So wie die Beklagte das Personalabbauprogramm mit den gleichlautenden Anschreiben aus Mai 2007 ausgelobt hat, hat die Klägerin keinen Anspruch auf Teilhabe an diesem Programm.
Denn das Programm richtet sich nach seiner Ziffer 1 ("Adressatenkreis") nur an Arbeitnehmer, die bereit sind, eine "geminderte Altersrente" in Anspruch zu nehmen. Ergänzend ist dieser Ziffer zu entnehmen, dass aus diesem Kreis sogar nur die Personen berechtigt sein sollen, die für mindestens zwei Jahre vor ihrem Anspruch auf ungeminderte Rente Altersrente in Anspruch nehmen. Die Klägerin hatte zwar im Bezugszeitpunkt (Mai 2007) nur Anspruch auf eine "geminderte Rente", sie war jedoch zu diesem Zeitpunkt wesentlich weniger als zwei Jahre vom Bezug einer ungekürzten Rente entfernt.
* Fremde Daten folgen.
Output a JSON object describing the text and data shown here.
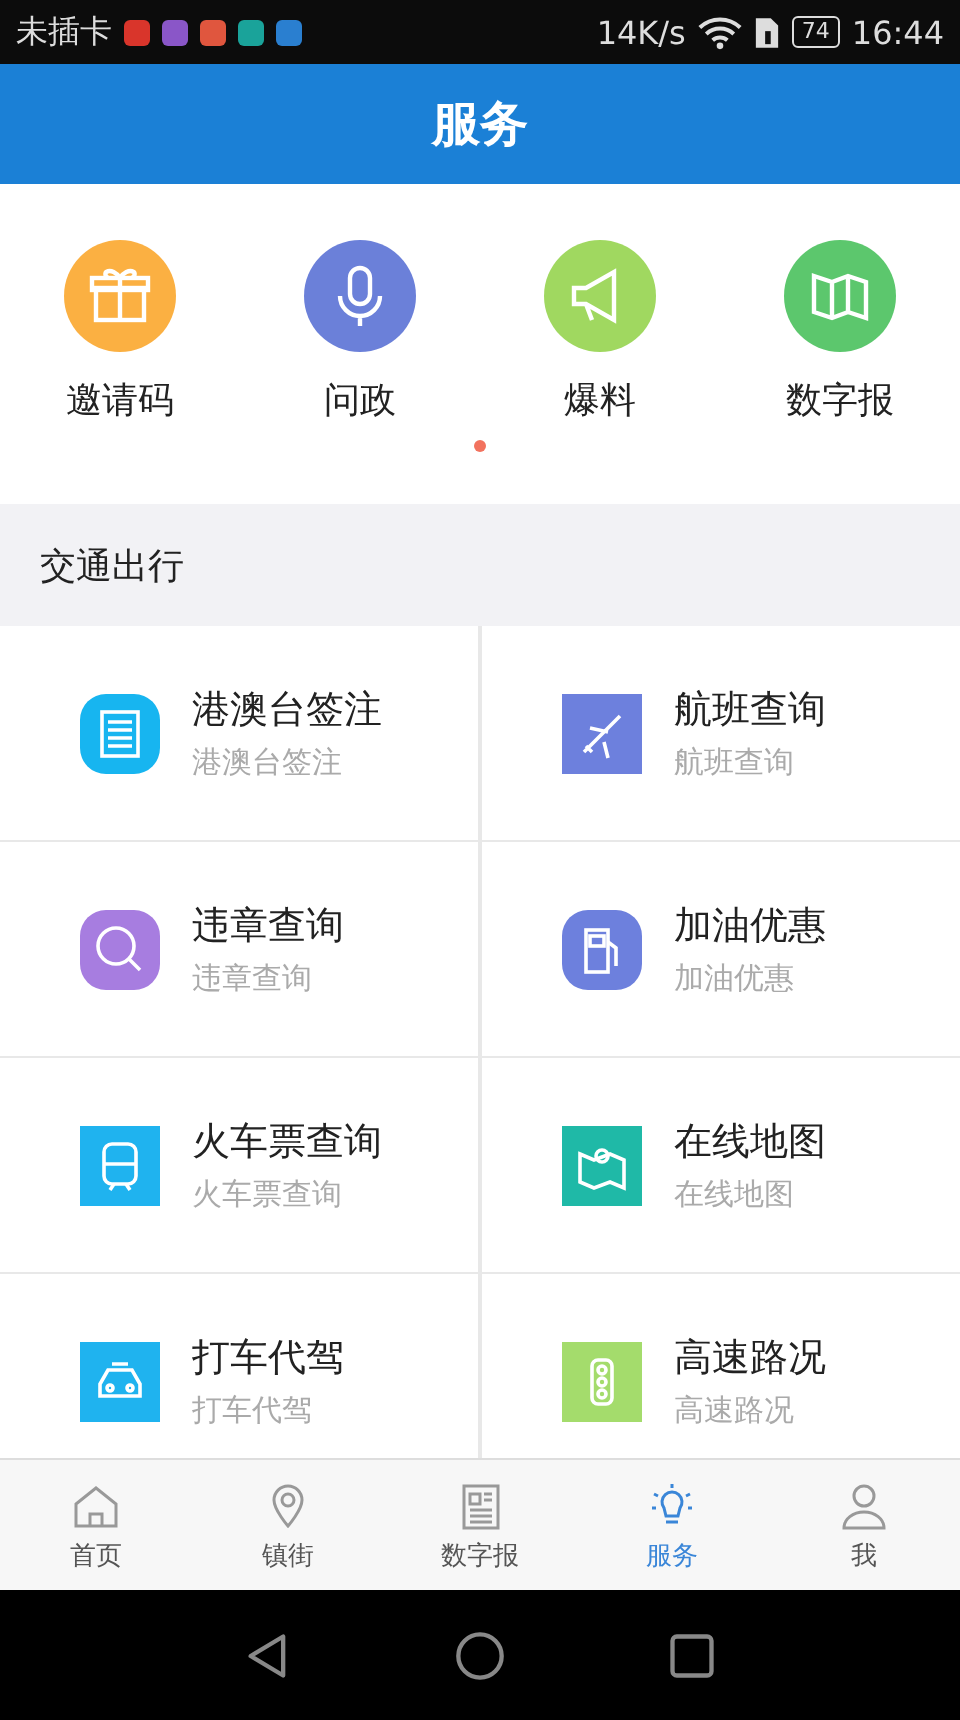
{
  "status_bar": {
    "carrier": "未插卡",
    "speed": "14K/s",
    "battery": "74",
    "time": "16:44"
  },
  "header": {
    "title": "服务"
  },
  "quick_actions": [
    {
      "label": "邀请码",
      "color": "#fbb042"
    },
    {
      "label": "问政",
      "color": "#6b80d9"
    },
    {
      "label": "爆料",
      "color": "#a0d860"
    },
    {
      "label": "数字报",
      "color": "#5cc76d"
    }
  ],
  "page_dots": [
    {
      "selected": true
    }
  ],
  "section": {
    "title": "交通出行"
  },
  "services": [
    {
      "title": "港澳台签注",
      "subtitle": "港澳台签注",
      "color": "#17b5f0",
      "kind": "rounded"
    },
    {
      "title": "航班查询",
      "subtitle": "航班查询",
      "color": "#6d80dd",
      "kind": "square"
    },
    {
      "title": "违章查询",
      "subtitle": "违章查询",
      "color": "#a77de0",
      "kind": "rounded"
    },
    {
      "title": "加油优惠",
      "subtitle": "加油优惠",
      "color": "#6d80dd",
      "kind": "rounded"
    },
    {
      "title": "火车票查询",
      "subtitle": "火车票查询",
      "color": "#1fb3ef",
      "kind": "square"
    },
    {
      "title": "在线地图",
      "subtitle": "在线地图",
      "color": "#1fb9a7",
      "kind": "square"
    },
    {
      "title": "打车代驾",
      "subtitle": "打车代驾",
      "color": "#1fb3ef",
      "kind": "square"
    },
    {
      "title": "高速路况",
      "subtitle": "高速路况",
      "color": "#a4dc6c",
      "kind": "square"
    }
  ],
  "tabs": [
    {
      "label": "首页",
      "selected": false
    },
    {
      "label": "镇街",
      "selected": false
    },
    {
      "label": "数字报",
      "selected": false
    },
    {
      "label": "服务",
      "selected": true
    },
    {
      "label": "我",
      "selected": false
    }
  ]
}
Dem Anschreiben der Beklagten vom 15. Mai 2007 ist zwar nicht zu entnehmen, was sie unter einer "geminderten Altersrente" versteht. Aus dem Gesamtzusammenhang ergibt sich jedoch, dass die Beklagte damit auf § 77 SGB VI Bezug genommen hat. Durch § 77 SGB VI ist im deutschen Rentenrecht der "Zugangsfaktor" eingeführt worden. Ist der Zugangsfaktor 1,0 wird die Rente abschlags- und zuschlagsfrei zur Auszahlung gebracht. Renten wegen Alters werden abschlagsfrei zur Auszahlung gebracht, wenn sie erst mit Ablauf des Kalendermonats des Erreichens der Regelaltersgrenze oder eines für den Versicherten maßgebenden niedrigeren Rentenalters beginnen (vgl. § 77 Absatz 2 Nr. 1 SGB VI). Unter einer "geminderten Altersrente" ist daher eine Altersrente zu verstehen, die ein Versicherter vor Erreichen der Regelaltersgrenze oder eines für ihn maßgebenden niedrigeren Rentenalters beantragt. Denn in diesem Falle hat er pro Monat der vorzeitigen Inanspruchnahme eine Kürzung der Rente in Höhe von 0,3 Prozent - im Jahr also um 3,6 Prozent - hinzunehmen.
Diese Kürzung wird durch Verkleinerung des Zugangsfaktors nach der Rechenregel in § 77 Absatz 2 Nr. 2 Buchstabe a SGB VI bewirkt. Eine geminderte Altersrente ist also eine Altersrente, bei der für die Rentenhöhe ein Zugangsfaktor gilt, der kleiner als 1,0 ist.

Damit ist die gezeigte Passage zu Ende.